Eh, no. It’s not great. It can do it in some cases, but it also fails a lot. Here’s a quote from a paper on the topic:
“Benford’s Law is problematical at best as a forensic tool when applied to elections…Its ‘success rate’ either way is essentially equivalent to a toss of a coin, thereby rendering it problematical at best as a forensic tool and wholly misleading at worst.”
source: Deckert, Joseph, Mikhail Myagkov, Peter C. Ordeshook. “Benford’s Law and the detection of election fraud.” Political Analysis 19.3 (2011)
The research on it is always full of exceptions. There are places where we know there wasn’t any systematic fraud, but the numbers don’t look like a second digit Benford analysis would expect. We know about this and then look into the reasons it fails. That’s not really interesting for this discussion, but I bring it up just to say that you can’t just do a second digit analysis and then have a totally reliable technique.
But say you don’t care about these exceptions. You’re going to charge ahead with a second-digit Benford-based analysis! Great! You don’t have to! Walter Mebane, one of the foremost experts on using Benford to analyze elections, already did!
His paper is at http://www-personal.umich.edu/~wmebane/inapB.pdf
The title? “Inappropriate Applications of Benford’s Law Regularities to Some Data from the 2020 Presidential Election in the United States”
He does a proper second significant digit Benford analysis of the data and shows there is no evidence of fraud. You can go read it for yourself. (it’s a nice paper and pretty accessible if you skim over the more advanced stats)

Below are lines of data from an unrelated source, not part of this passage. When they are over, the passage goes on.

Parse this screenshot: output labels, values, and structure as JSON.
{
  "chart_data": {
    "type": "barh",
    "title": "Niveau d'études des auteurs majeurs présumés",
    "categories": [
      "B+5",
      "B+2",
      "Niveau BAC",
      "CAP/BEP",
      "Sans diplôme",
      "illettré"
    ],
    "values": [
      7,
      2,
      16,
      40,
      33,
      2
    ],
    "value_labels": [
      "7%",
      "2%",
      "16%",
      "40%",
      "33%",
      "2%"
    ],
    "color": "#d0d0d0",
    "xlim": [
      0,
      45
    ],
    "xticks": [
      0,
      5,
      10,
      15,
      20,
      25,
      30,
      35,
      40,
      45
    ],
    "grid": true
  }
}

So in conclusion: what people are doing analyzing first digits is known not to work. Second digit analysis may have some promise, but it is not reliable. And even if you’re convinced it will get it right, it shows nothing suspicious in this election.
Do not be fooled by people who read an article online and made a chart in excel. Statistics are complex and you need to be informed to use them correctly. The people pushing this Benford’s Law conspiracy are not only ignorant of the correct way to use it, they are intentionally dishonest. Listen to scientists and statisticians. Our method does not provide any evidence of fraud in this election.